Yes, covert side channels should always be assumed to be possible.

However, there are two reasons I think you don't need to worry about them too much:

1) They'll typically be fairly expensive and low-bandwidth.

2) They're unambiguously malicious. This is not a technical barrier to using them, but it's a huge political barrier. Today, major developers will happily stick covert statistics gathering into their code, and then when called out on it, will make some contrived argument about how it benefits users (if that's true, why don't you ask them first?) and how it's mentioned in the privacy policy so therefore it's legit. OTOH, you can't exploit a covert channel in Sandstorm and then plausibly claim you haven't done anything wrong.

Some hardcore security nerds will of course scoff at this argument, and to them I can only say: "OK, yes, there are possibly covert channels, sorry.

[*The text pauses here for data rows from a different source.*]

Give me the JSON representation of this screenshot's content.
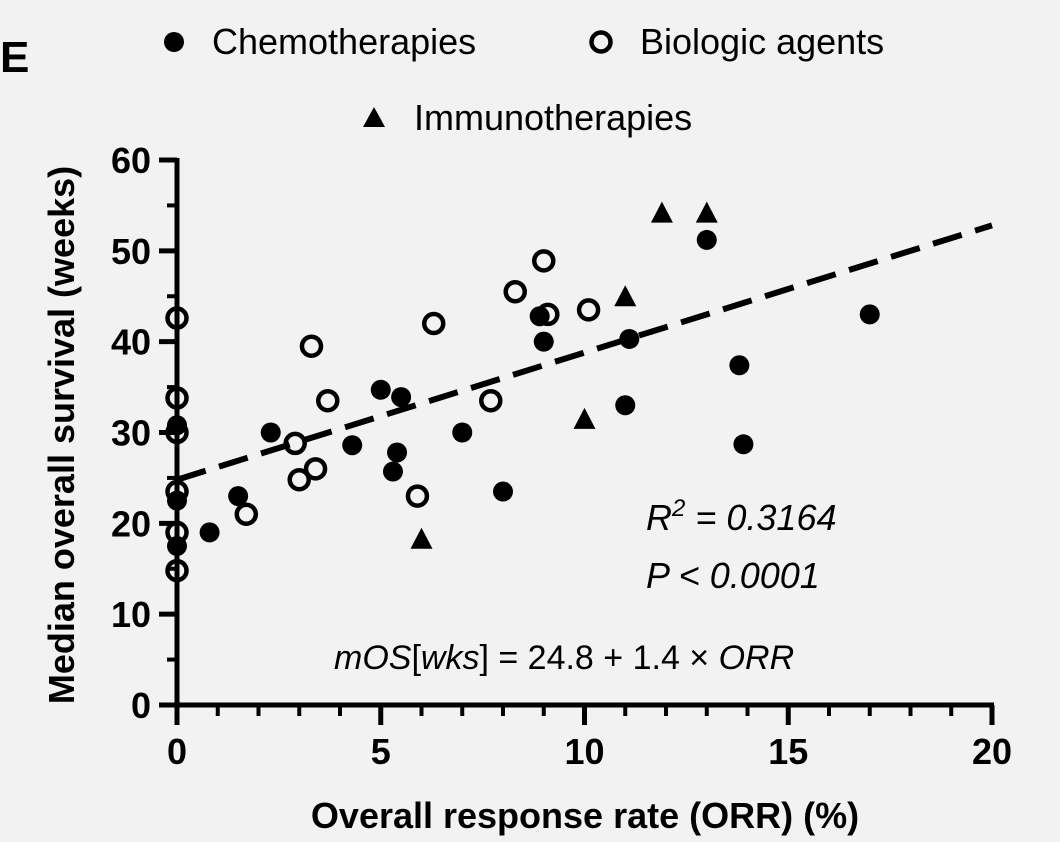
{
  "panel_label": "E",
  "legend": [
    {
      "label": "Chemotherapies",
      "marker": "filled-circle"
    },
    {
      "label": "Biologic agents",
      "marker": "open-circle"
    },
    {
      "label": "Immunotherapies",
      "marker": "filled-triangle"
    }
  ],
  "annotations": {
    "r2_prefix": "R",
    "r2_sup": "2",
    "r2_value": " = 0.3164",
    "p_value": "P < 0.0001",
    "equation_mos": "mOS",
    "equation_bracket_open": "[",
    "equation_wks": "wks",
    "equation_bracket_close": "]",
    "equation_rest": " = 24.8 + 1.4 × ",
    "equation_orr": "ORR"
  },
  "colors": {
    "marker": "#000000",
    "background": "#f2f2f2"
  },
  "chart_data": {
    "type": "scatter",
    "xlabel": "Overall response rate (ORR) (%)",
    "ylabel": "Median overall survival (weeks)",
    "xlim": [
      0,
      20
    ],
    "ylim": [
      0,
      60
    ],
    "xticks": [
      0,
      5,
      10,
      15,
      20
    ],
    "yticks": [
      0,
      10,
      20,
      30,
      40,
      50,
      60
    ],
    "x_tick_labels": [
      "0",
      "5",
      "10",
      "15",
      "20"
    ],
    "y_tick_labels": [
      "0",
      "10",
      "20",
      "30",
      "40",
      "50",
      "60"
    ],
    "legend_position": "top",
    "grid": false,
    "series": [
      {
        "name": "Chemotherapies",
        "marker": "filled-circle",
        "points": [
          [
            0,
            17.5
          ],
          [
            0,
            22.5
          ],
          [
            0,
            30.8
          ],
          [
            0.8,
            19
          ],
          [
            1.5,
            23
          ],
          [
            2.3,
            30
          ],
          [
            4.3,
            28.6
          ],
          [
            5,
            34.7
          ],
          [
            5.3,
            25.7
          ],
          [
            5.4,
            27.8
          ],
          [
            5.5,
            33.9
          ],
          [
            7,
            30
          ],
          [
            8,
            23.5
          ],
          [
            8.9,
            42.8
          ],
          [
            9,
            40
          ],
          [
            11,
            33
          ],
          [
            11.1,
            40.3
          ],
          [
            13,
            51.2
          ],
          [
            13.8,
            37.4
          ],
          [
            13.9,
            28.7
          ],
          [
            17,
            43
          ]
        ]
      },
      {
        "name": "Biologic agents",
        "marker": "open-circle",
        "points": [
          [
            0,
            14.8
          ],
          [
            0,
            19
          ],
          [
            0,
            23.5
          ],
          [
            0,
            30
          ],
          [
            0,
            33.8
          ],
          [
            0,
            42.6
          ],
          [
            1.7,
            21
          ],
          [
            2.9,
            28.8
          ],
          [
            3,
            24.8
          ],
          [
            3.3,
            39.5
          ],
          [
            3.4,
            26
          ],
          [
            3.7,
            33.5
          ],
          [
            5.9,
            23
          ],
          [
            6.3,
            42
          ],
          [
            7.7,
            33.5
          ],
          [
            8.3,
            45.5
          ],
          [
            9,
            48.9
          ],
          [
            9.1,
            43
          ],
          [
            10.1,
            43.5
          ]
        ]
      },
      {
        "name": "Immunotherapies",
        "marker": "filled-triangle",
        "points": [
          [
            6,
            18.3
          ],
          [
            10,
            31.5
          ],
          [
            11,
            45
          ],
          [
            11.9,
            54.2
          ],
          [
            13,
            54.2
          ]
        ]
      }
    ],
    "trendline": {
      "style": "dashed",
      "intercept": 24.8,
      "slope": 1.4,
      "x_range": [
        0,
        20
      ]
    }
  }
}
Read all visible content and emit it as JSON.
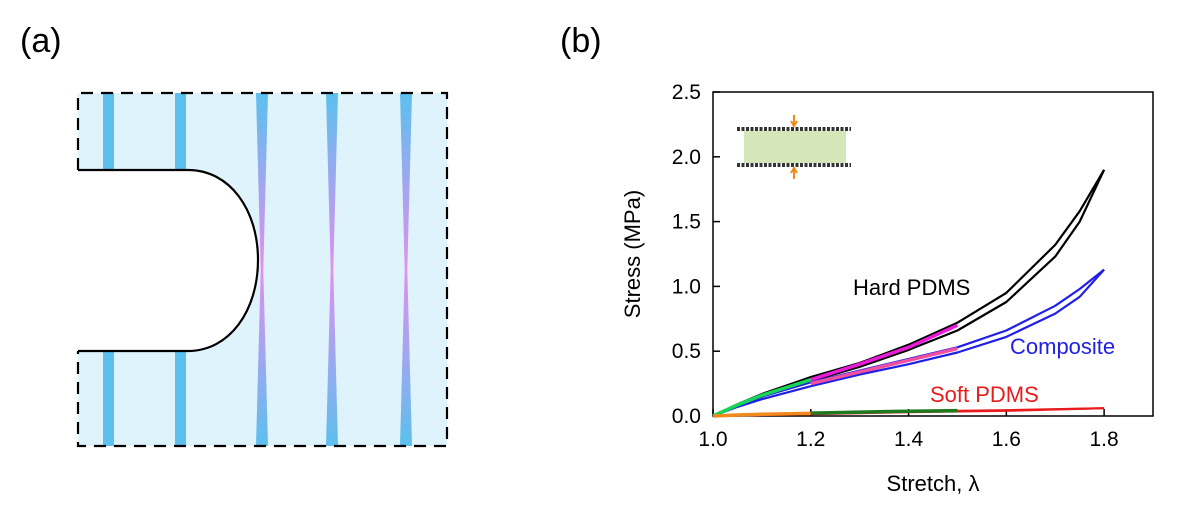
{
  "panel_labels": {
    "a": "(a)",
    "b": "(b)"
  },
  "diagram": {
    "fill_color": "#dff3fc",
    "stripe_color": "#5bc0ee",
    "highlight_color": "#e28ff0",
    "outline_color": "#000000"
  },
  "chart_data": {
    "type": "line",
    "xlabel": "Stretch, λ",
    "ylabel": "Stress (MPa)",
    "xlim": [
      1.0,
      1.9
    ],
    "ylim": [
      0.0,
      2.5
    ],
    "xticks": [
      "1.0",
      "1.2",
      "1.4",
      "1.6",
      "1.8"
    ],
    "yticks": [
      "0.0",
      "0.5",
      "1.0",
      "1.5",
      "2.0",
      "2.5"
    ],
    "grid": false,
    "legend": "none",
    "series": [
      {
        "name": "Hard PDMS",
        "color": "#000000",
        "x": [
          1.0,
          1.05,
          1.1,
          1.2,
          1.3,
          1.4,
          1.5,
          1.6,
          1.7,
          1.75,
          1.8
        ],
        "y": [
          0.0,
          0.09,
          0.17,
          0.3,
          0.41,
          0.55,
          0.72,
          0.95,
          1.32,
          1.58,
          1.9
        ],
        "y_unload": [
          0.0,
          0.08,
          0.15,
          0.27,
          0.38,
          0.51,
          0.66,
          0.88,
          1.23,
          1.5,
          1.9
        ]
      },
      {
        "name": "Composite",
        "color": "#1f1fe6",
        "x": [
          1.0,
          1.05,
          1.1,
          1.2,
          1.3,
          1.4,
          1.5,
          1.6,
          1.7,
          1.75,
          1.8
        ],
        "y": [
          0.0,
          0.08,
          0.15,
          0.26,
          0.35,
          0.44,
          0.53,
          0.66,
          0.85,
          0.98,
          1.13
        ],
        "y_unload": [
          0.0,
          0.07,
          0.13,
          0.23,
          0.32,
          0.4,
          0.49,
          0.61,
          0.79,
          0.92,
          1.13
        ]
      },
      {
        "name": "Soft PDMS",
        "color": "#e81c1c",
        "x": [
          1.0,
          1.2,
          1.4,
          1.6,
          1.8
        ],
        "y": [
          0.0,
          0.02,
          0.035,
          0.045,
          0.06
        ],
        "y_unload": [
          0.0,
          0.015,
          0.03,
          0.04,
          0.06
        ]
      }
    ],
    "overlays": [
      {
        "color": "#18d55a",
        "x": [
          1.0,
          1.05,
          1.1,
          1.15,
          1.2
        ],
        "y": [
          0.0,
          0.085,
          0.16,
          0.22,
          0.28
        ]
      },
      {
        "color": "#e81cd6",
        "x": [
          1.2,
          1.3,
          1.4,
          1.5
        ],
        "y": [
          0.28,
          0.4,
          0.53,
          0.7
        ]
      },
      {
        "color": "#f04fa0",
        "x": [
          1.2,
          1.3,
          1.4,
          1.5
        ],
        "y": [
          0.25,
          0.34,
          0.43,
          0.52
        ]
      },
      {
        "color": "#f08a1c",
        "x": [
          1.0,
          1.05,
          1.1,
          1.2
        ],
        "y": [
          0.0,
          0.008,
          0.014,
          0.02
        ]
      },
      {
        "color": "#1f7a1f",
        "x": [
          1.2,
          1.3,
          1.4,
          1.5
        ],
        "y": [
          0.022,
          0.03,
          0.037,
          0.042
        ]
      }
    ]
  },
  "inset": {
    "fill_color": "#d5e6b8",
    "arrow_color": "#f08a1c"
  }
}
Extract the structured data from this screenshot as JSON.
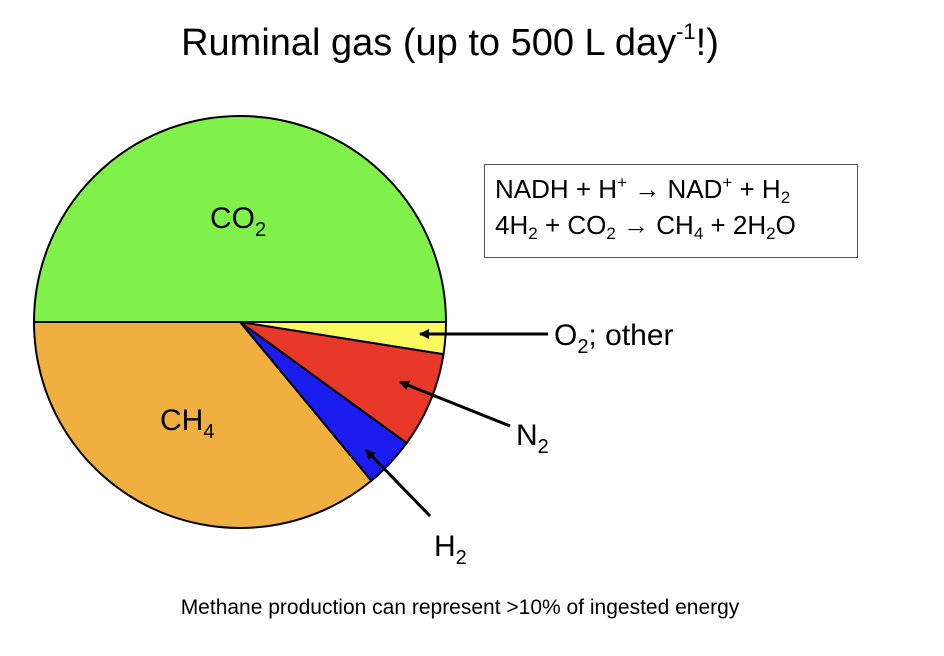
{
  "title_main": "Ruminal gas (up to 500 L day",
  "title_sup": "-1",
  "title_end": "!)",
  "chart_data": {
    "type": "pie",
    "slices": [
      {
        "label": "CO2",
        "label_base": "CO",
        "label_sub": "2",
        "value": 50,
        "color": "#80f04a"
      },
      {
        "label": "O2; other",
        "label_base": "O",
        "label_sub": "2",
        "label_tail": "; other",
        "value": 2.5,
        "color": "#fafa60"
      },
      {
        "label": "N2",
        "label_base": "N",
        "label_sub": "2",
        "value": 7.5,
        "color": "#e8382a"
      },
      {
        "label": "H2",
        "label_base": "H",
        "label_sub": "2",
        "value": 4,
        "color": "#1b1cf0"
      },
      {
        "label": "CH4",
        "label_base": "CH",
        "label_sub": "4",
        "value": 36,
        "color": "#f0b040"
      }
    ]
  },
  "equations": [
    {
      "parts": [
        [
          "t",
          "NADH + H"
        ],
        [
          "sup",
          "+"
        ],
        [
          "t",
          " → NAD"
        ],
        [
          "sup",
          "+"
        ],
        [
          "t",
          " + H"
        ],
        [
          "sub",
          "2"
        ]
      ]
    },
    {
      "parts": [
        [
          "t",
          "4H"
        ],
        [
          "sub",
          "2"
        ],
        [
          "t",
          " + CO"
        ],
        [
          "sub",
          "2"
        ],
        [
          "t",
          " → CH"
        ],
        [
          "sub",
          "4"
        ],
        [
          "t",
          " + 2H"
        ],
        [
          "sub",
          "2"
        ],
        [
          "t",
          "O"
        ]
      ]
    }
  ],
  "footer": "Methane production can represent >10% of ingested energy"
}
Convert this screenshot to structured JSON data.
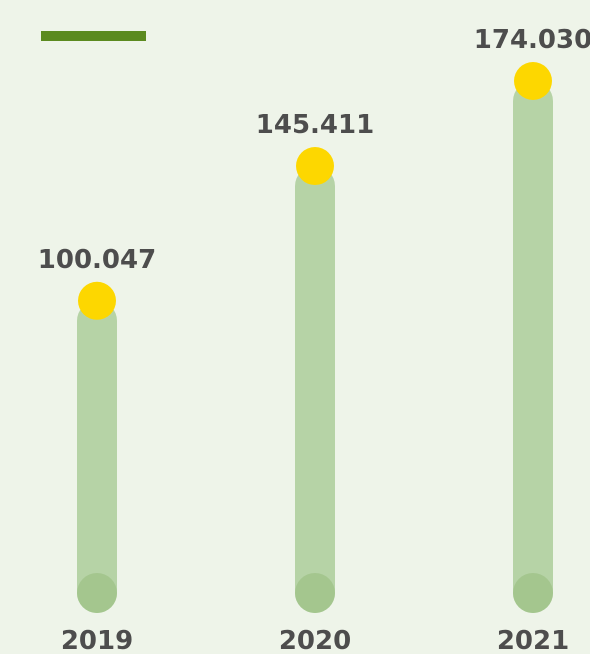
{
  "chart_data": {
    "type": "bar",
    "categories": [
      "2019",
      "2020",
      "2021"
    ],
    "values": [
      100.047,
      145.411,
      174.03
    ],
    "value_labels": [
      "100.047",
      "145.411",
      "174.030"
    ],
    "color": "#b6d3a6"
  }
}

Please don't put sensitive data into an app you don't trust."

A theoretical long-term solution is deterministic computing, but that probably requires apps to be written in a different language or be run in a heavy-handed VM. Not practical at the moment.

It's also worth noting that Sandstorm is designed to make it impossible for an app to leak capabilities via covert channels. They can only leak bits, and a capability is not just bits.

Yep, good points; I just think the GP was too absolute. It's good to hear Sandstorm's built on object capabilities instead of password capabilities; since I wasn't sure I didn't get into that, or deafening (determinism to eliminate side channels into a process; I gather that outward is much harder to control).